Documentary filmmaker Kirby Dick must like lifting trash can lids, looking under rocks and opening doors that most of us would rather leave closed. How else to explain a résumé that includes investigations of psychotherapeutical prostitution (Private Practices: The Story of a Sex Surrogate), genital torture as performance art (Sick: The Life & Death of Bob Flanagan, Supermasochist), pedophilia in the Catholic church (Twist of Fate) and—perhaps worst of all—the Motion Picture Association of America’s super-secret ratings board (This Film is Not Yet Rated). With his latest cinematic muckraking effort, Dick leaps headfirst into what could be his most controversial subject to date.
Outrage features a hell of a juicy concept. Dick basically embarks on a quest to “out” certain right-wing, family-values conservatives as closeted homosexuals. He’s not doing it out of spite, mind you. He’s choosing politicians whose voting records are staunchly anti-gay. Should it come as a shock to audiences that politicians who most frequently vote against gay marriage, AIDS research, health coverage for same-sex partners and other such legislation are, in fact, self-loathing homosexuals? Probably not. The secretly gay gaybasher is as much a well-established cliché as the weak-willed bully. Watching poor Larry Craig flail his way through his unconvincing “No, I really am a heterosexual!” speech during the opening credits hardly sets Outrage up as a major shockeroo.
But Outrage isn’t so much about surprising tabloid newspaper allegations. (Not entirely, anyway.) Some (mostly ex-) politicians have already outed themselves (New Jersey Gov. James McGreevey, Arizona Congressman Jim Kolbe). Others (mostly current, mostly Republican) look increasingly suspicious as Dick piles on the testimony of journalists, activists and alleged “companions.” Still, it’s beyond the capacity of a single film to actually “prove” any of these allegations. Is Florida Gov. Charlie Crist a real man’s man, if you know what I mean? It’s a mighty plausible argument, but I wouldn’t want to have to prove it in court—which brings us to the real question here: Beyond the salacious dirt-digging, what is the real point of making these men’s sex lives public?

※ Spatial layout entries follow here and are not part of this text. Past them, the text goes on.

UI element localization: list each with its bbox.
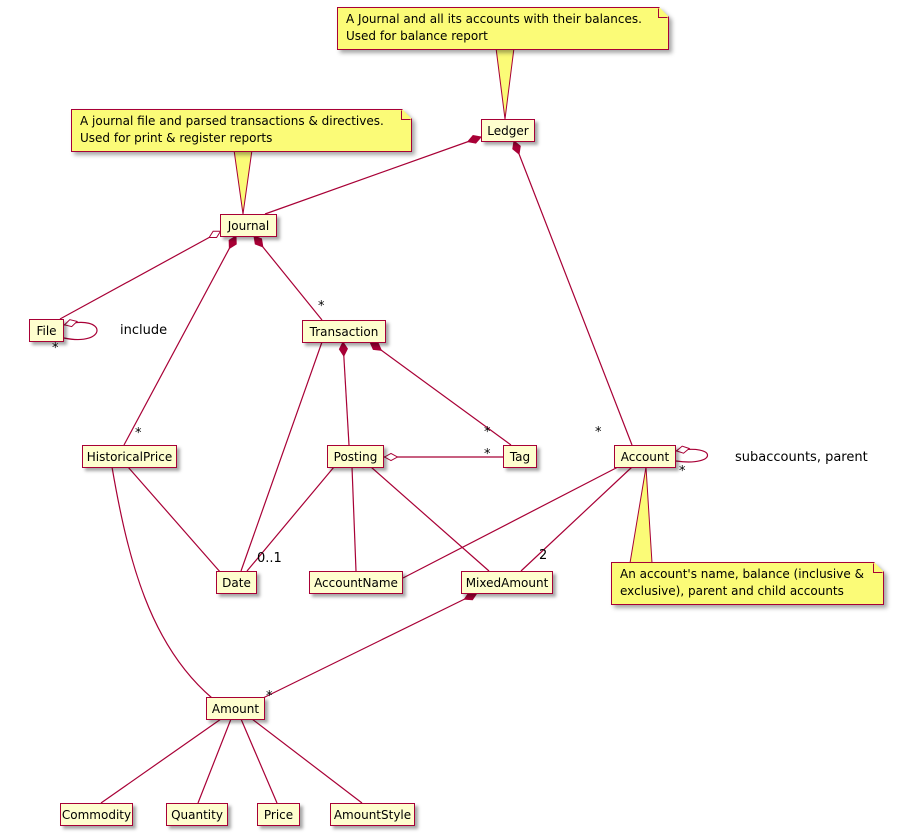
note-ledger: A Journal and all its accounts with thei… xyxy=(337,7,669,50)
class-box-file: File xyxy=(29,319,64,342)
edge-journal-historicalprice xyxy=(123,235,237,446)
class-box-ledger: Ledger xyxy=(481,119,535,142)
edge-account-mixedamount xyxy=(520,466,633,572)
edge-account-subaccounts-self-loop xyxy=(675,445,708,463)
note-journal-line2: Used for print & register reports xyxy=(80,131,273,145)
class-box-accountname: AccountName xyxy=(309,571,403,594)
class-box-historicalprice: HistoricalPrice xyxy=(82,445,177,468)
multiplicity-journal-transaction: * xyxy=(318,299,325,314)
class-box-amountstyle: AmountStyle xyxy=(330,803,415,826)
edge-journal-file xyxy=(59,230,222,320)
note-fold-icon xyxy=(658,8,668,18)
note-fold-icon xyxy=(401,110,411,120)
note-ledger-line1: A Journal and all its accounts with thei… xyxy=(346,12,642,26)
note-account: An account's name, balance (inclusive & … xyxy=(611,562,884,605)
class-box-amount: Amount xyxy=(206,697,265,720)
class-box-price: Price xyxy=(257,803,300,826)
note-journal-wrap: A journal file and parsed transactions &… xyxy=(71,109,412,152)
edge-amount-price xyxy=(240,718,278,804)
edge-label-include: include xyxy=(120,323,167,338)
edge-journal-transaction xyxy=(253,235,323,321)
class-box-account: Account xyxy=(614,445,676,468)
note-account-wrap: An account's name, balance (inclusive & … xyxy=(611,562,884,605)
note-pointer-ledger xyxy=(495,47,515,120)
class-box-commodity: Commodity xyxy=(60,803,133,826)
edge-file-include-self-loop xyxy=(63,319,98,341)
multiplicity-account-subaccounts: * xyxy=(679,464,686,479)
class-box-tag: Tag xyxy=(503,445,537,468)
multiplicity-file-include: * xyxy=(52,341,59,356)
class-box-transaction: Transaction xyxy=(302,320,386,343)
edge-historicalprice-amount xyxy=(111,466,213,699)
edge-transaction-posting xyxy=(338,340,350,446)
edge-transaction-tag xyxy=(369,341,512,446)
edge-mixedamount-amount xyxy=(262,591,478,699)
edge-posting-mixedamount xyxy=(370,466,490,572)
multiplicity-account-mixedamount: 2 xyxy=(539,548,547,563)
class-box-journal: Journal xyxy=(220,214,277,237)
multiplicity-mixedamount-amount: * xyxy=(266,689,273,704)
edge-ledger-account xyxy=(512,140,633,446)
multiplicity-transaction-tag: * xyxy=(484,425,491,440)
edge-account-accountname xyxy=(402,466,619,579)
note-pointer-journal xyxy=(233,149,253,215)
edge-ledger-journal xyxy=(264,135,482,215)
note-ledger-wrap: A Journal and all its accounts with thei… xyxy=(337,7,669,50)
edge-amount-commodity xyxy=(100,718,222,804)
edge-posting-date xyxy=(246,466,335,572)
edge-posting-accountname xyxy=(351,466,357,572)
class-box-date: Date xyxy=(216,571,257,594)
note-fold-icon xyxy=(873,563,883,573)
note-account-line1: An account's name, balance (inclusive & xyxy=(620,567,864,581)
note-journal: A journal file and parsed transactions &… xyxy=(71,109,412,152)
multiplicity-posting-tag: * xyxy=(484,447,491,462)
edge-historicalprice-date xyxy=(127,466,222,574)
note-journal-line1: A journal file and parsed transactions &… xyxy=(80,114,384,128)
edge-amount-amountstyle xyxy=(251,718,363,804)
note-pointer-account xyxy=(629,466,653,564)
note-account-line2: exclusive), parent and child accounts xyxy=(620,584,844,598)
multiplicity-posting-date: 0..1 xyxy=(257,551,282,566)
multiplicity-ledger-account: * xyxy=(595,425,602,440)
class-box-posting: Posting xyxy=(327,445,384,468)
edge-label-account-subaccounts: subaccounts, parent xyxy=(735,450,868,465)
class-box-quantity: Quantity xyxy=(166,803,228,826)
class-box-mixedamount: MixedAmount xyxy=(461,571,553,594)
note-ledger-line2: Used for balance report xyxy=(346,29,488,43)
edge-transaction-date xyxy=(240,341,323,572)
multiplicity-journal-historicalprice: * xyxy=(135,426,142,441)
edge-amount-quantity xyxy=(197,718,232,804)
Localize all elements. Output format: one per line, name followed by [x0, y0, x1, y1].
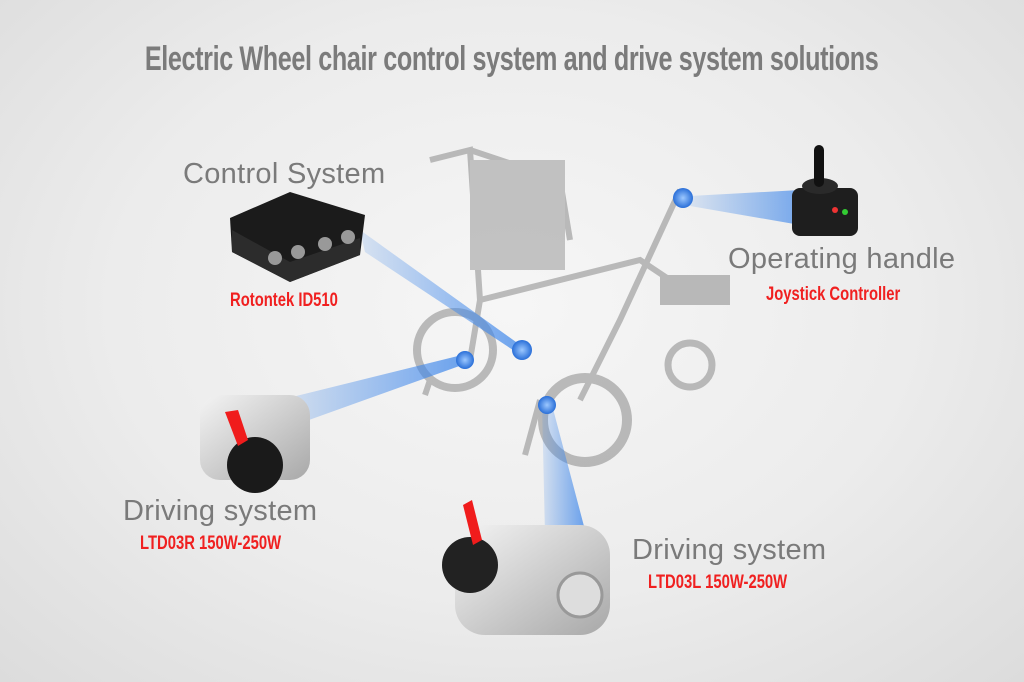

Wisely, Outrage turns to comfortably self-outed Congressman Barney Frank for its slogan. “There is a right to privacy,” admits Frank. “But there is no right to hypocrisy.” Outrage, you see, is less about, “Hey, that California Rep. David Dreier sure looks swishy,” and more about the sad fact that many people (not just politicians) are living a lie. “I've had members of Congress crying in my arms because they didn't know how to come out,” says activist Elizabeth Birch in one of Outrage’s more emotional moments. Lest we forget, though, these closeted politicians are charged with creating the laws of our nation. Many of them are voting against their own interests (and the interests of millions like them) simply because they are convinced it’s what mainstream America wants to hear. That, my friends, is some dangerous hypocrisy.
Rest assured, Mr. Dick makes the occasional equal opportunity accusation. Liberal Democrat Ed Koch gets called to the pink carpet for sleeping with dudes and offering a lackadaisical record on AIDS and gay rights while mayor of New York. The filmmaker also finds time to blame the media for covering up much of this information. The point about the media’s sleaxy facination with heterosexual affairs (John Edwards’ extramarital dalliance, Gov. Mark Sanford’s Argentine adventure) and relative disinterest in homosexual activities is well noted. But Dick pushes the boundaries by declaring this a “conspiracy.” Media outlets are so terrified of libel lawsuits these days, it’s no wonder few publications are willing to make ill-supported allegations against powerful politicians.
In the final tally, Outrage is less about “naming names” and more about shining the light of day on a group of people who are essentially trying to destroy themselves (and take a certain portion of society with them). Disturbing, thrilling, frightening and dynamic, Outrage gleefully supplies the “out” and leaves audiences to add the “rage.”